In early March, the United States Department of Defense challenged cybersecurity experts to hack some of its public websites.
Known as "Hack the Pentagon," the pilot project allowed hackers to identify vulnerabilities in the department's security before the government's adversaries do.
Months later, more than 250 participants out of 1,400 have sent in at least one vulnerability report, with 138 of those vulnerabilities determined to be unique, legitimate and "eligible for a bounty," the department said.
White Hat Hacking
Such flaws in security were detected by an 18-year-old who spent 10 to 15 hours between classes hacking U.S. Defense websites.
David Dworken, who has just graduated from high school, is one of two white hat hackers praised by Defense Secretary Ash Carter on June 17 for successfully finding security flaws.
White hat hackers such as Dworken and Stratum Security consultant Craig Arendt, who was also recognized by Carter, specialize in breaking into systems to assess and test the security of an organization.
In contrast, black hat hackers engage in malicious hacking. They often breach security and exploit them for personal gain.
Carter says black hat hackers and state-sponsored actors want to challenge and take advantage of the department's networks.
He also said what they have not fully appreciated before the program was the presence of white hat hackers who actually want to make a difference instead of spreading harm.
Dworken reported six "bugs" in security, but did not receive a bounty because they had already been reported, according to Reuters.
He said some of the flaws would have allowed black hat hackers to steal account information and display whatever they wanted on the websites.
Dworken, who will take up computer science at Northeastern University, said he had been approached by recruiters about possible internships over the summer. He said his first experience with detecting vulnerabilities was in 10th grade, when he discovered bugs on his school website.
What This Means For Security
The program is considered as a cost-effective method to scour five of the defense department's websites, which include dodlive.mil, defense.gov, dvidshub.net, dimoc.mil and myafn.net for bugs in security.

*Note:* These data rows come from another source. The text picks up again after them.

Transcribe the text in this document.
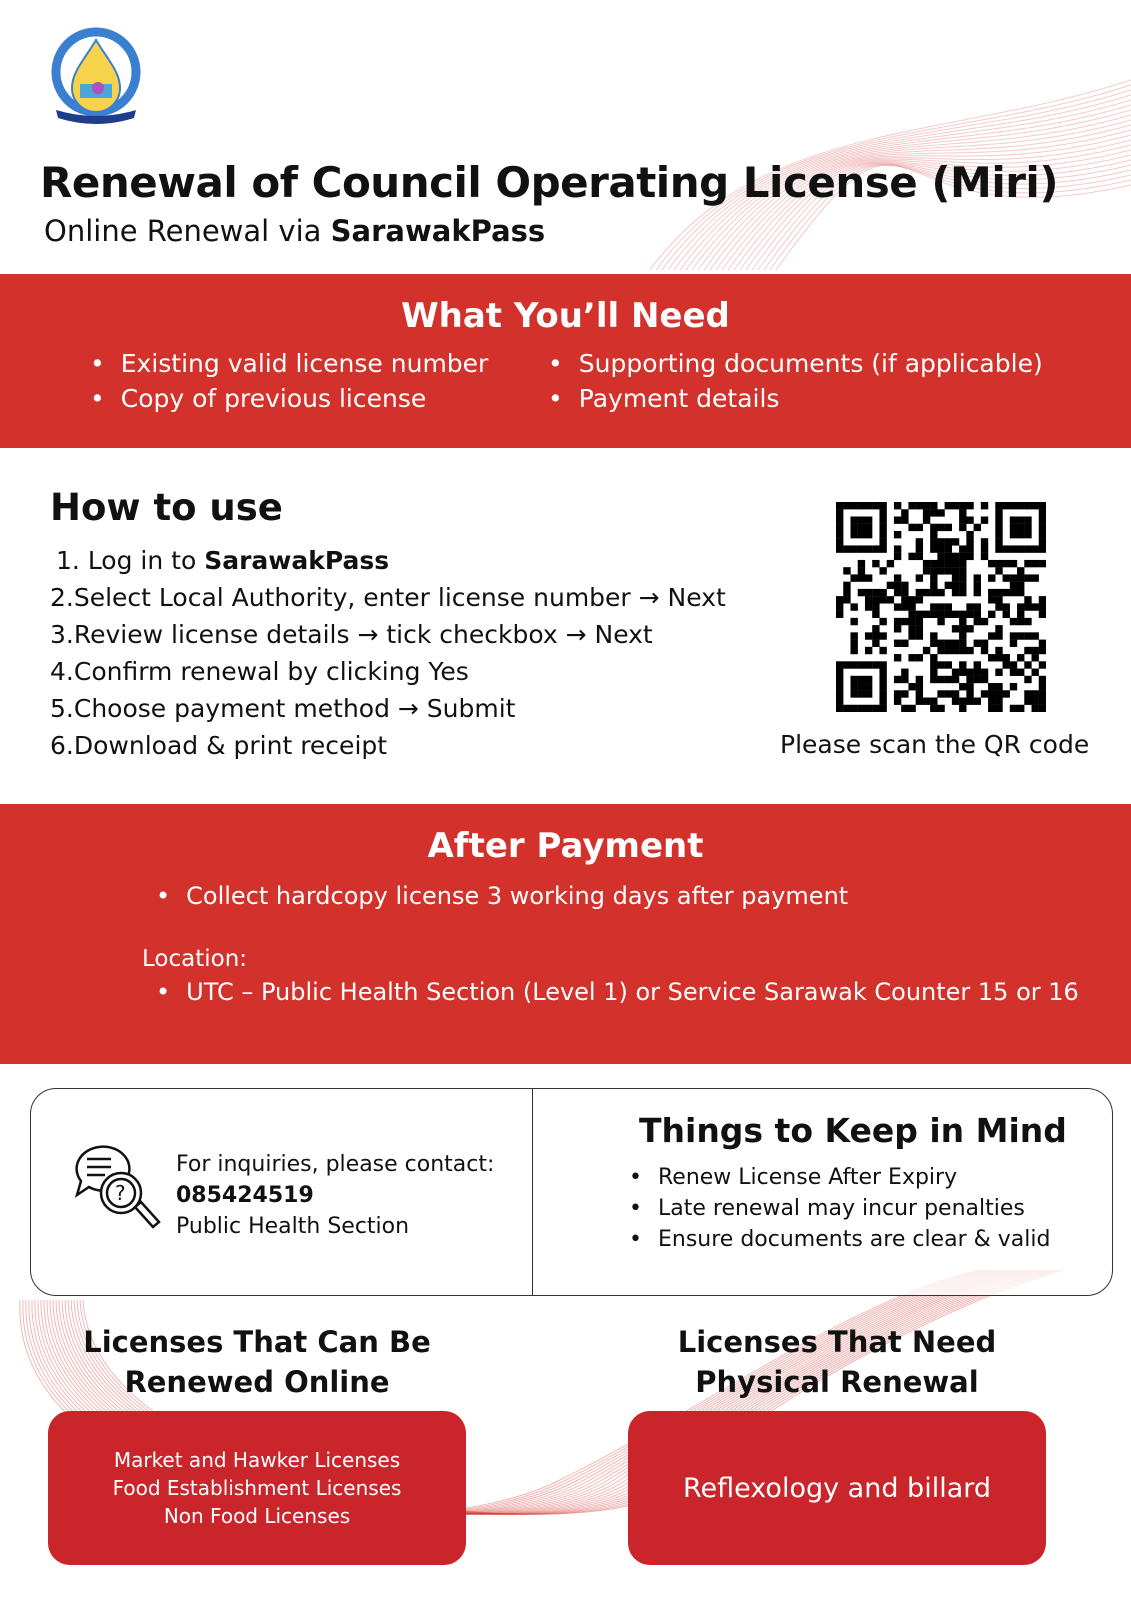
Renewal of Council Operating License (Miri)
Online Renewal via SarawakPass
What You’ll Need
• Existing valid license number
• Copy of previous license
• Supporting documents (if applicable)
• Payment details
How to use
1. Log in to SarawakPass
2.Select Local Authority, enter license number → Next
3.Review license details → tick checkbox → Next
4.Confirm renewal by clicking Yes
5.Choose payment method → Submit
6.Download & print receipt	Please scan the QR code
After Payment
• Collect hardcopy license 3 working days after payment
Location:
• UTC – Public Health Section (Level 1) or Service Sarawak Counter 15 or 16
?
For inquiries, please contact:
085424519
Public Health Section
Things to Keep in Mind
• Renew License After Expiry
• Late renewal may incur penalties
• Ensure documents are clear & valid
Licenses That Can Be
Renewed Online
Market and Hawker Licenses
Food Establishment Licenses
Non Food Licenses
Licenses That Need
Physical Renewal
Reflexology and billard
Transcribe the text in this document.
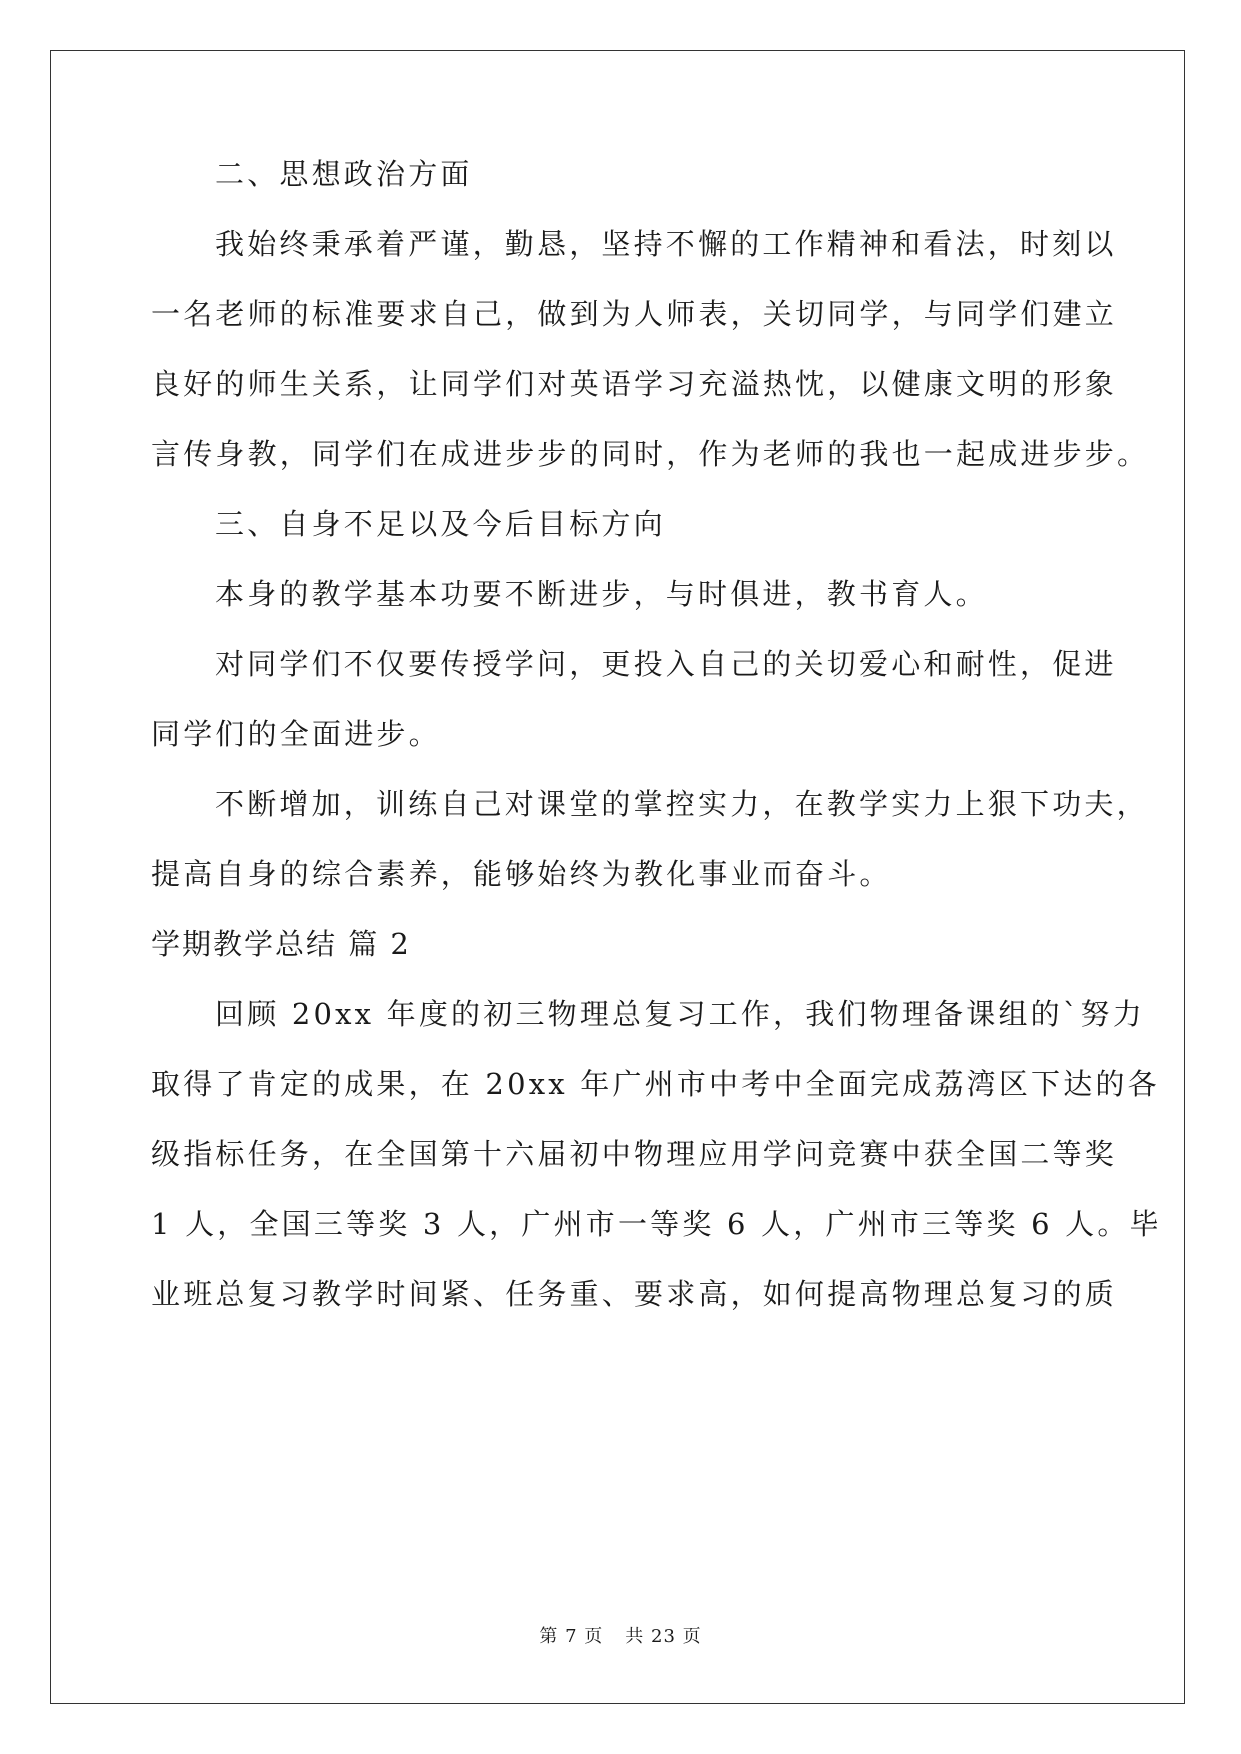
二、思想政治方面
我始终秉承着严谨，勤恳，坚持不懈的工作精神和看法，时刻以
一名老师的标准要求自己，做到为人师表，关切同学，与同学们建立
良好的师生关系，让同学们对英语学习充溢热忱，以健康文明的形象
言传身教，同学们在成进步步的同时，作为老师的我也一起成进步步。
三、自身不足以及今后目标方向
本身的教学基本功要不断进步，与时俱进，教书育人。
对同学们不仅要传授学问，更投入自己的关切爱心和耐性，促进
同学们的全面进步。
不断增加，训练自己对课堂的掌控实力，在教学实力上狠下功夫，
提高自身的综合素养，能够始终为教化事业而奋斗。
学期教学总结 篇 2
回顾 20xx 年度的初三物理总复习工作，我们物理备课组的`努力
取得了肯定的成果，在 20xx 年广州市中考中全面完成荔湾区下达的各
级指标任务，在全国第十六届初中物理应用学问竞赛中获全国二等奖
1 人，全国三等奖 3 人，广州市一等奖 6 人，广州市三等奖 6 人。毕
业班总复习教学时间紧、任务重、要求高，如何提高物理总复习的质
第 7 页 共 23 页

Instead of coordinating with security firms, which would likely cost $1 million, the department recruited amateurs to do it for much less.
Now, it costs approximately $150,000. The Pentagon paid about $75,000 to successful hackers in small amounts that range from $100 to $15,000.
Hack the Pentagon, which lasted from April 18 to May 12, was limited only to public websites. The hackers did not have access to weapons code and other highly sensitive areas.
Just like the Improv DARPA weapons program, Hack the Pentagon is important for security as it allows the government to prevent and anticipate potential issues, especially from adversaries.
"The more gaps we can find, the more vulnerabilities we can fix, and the greater security we can provide to our warfighters," said Carter.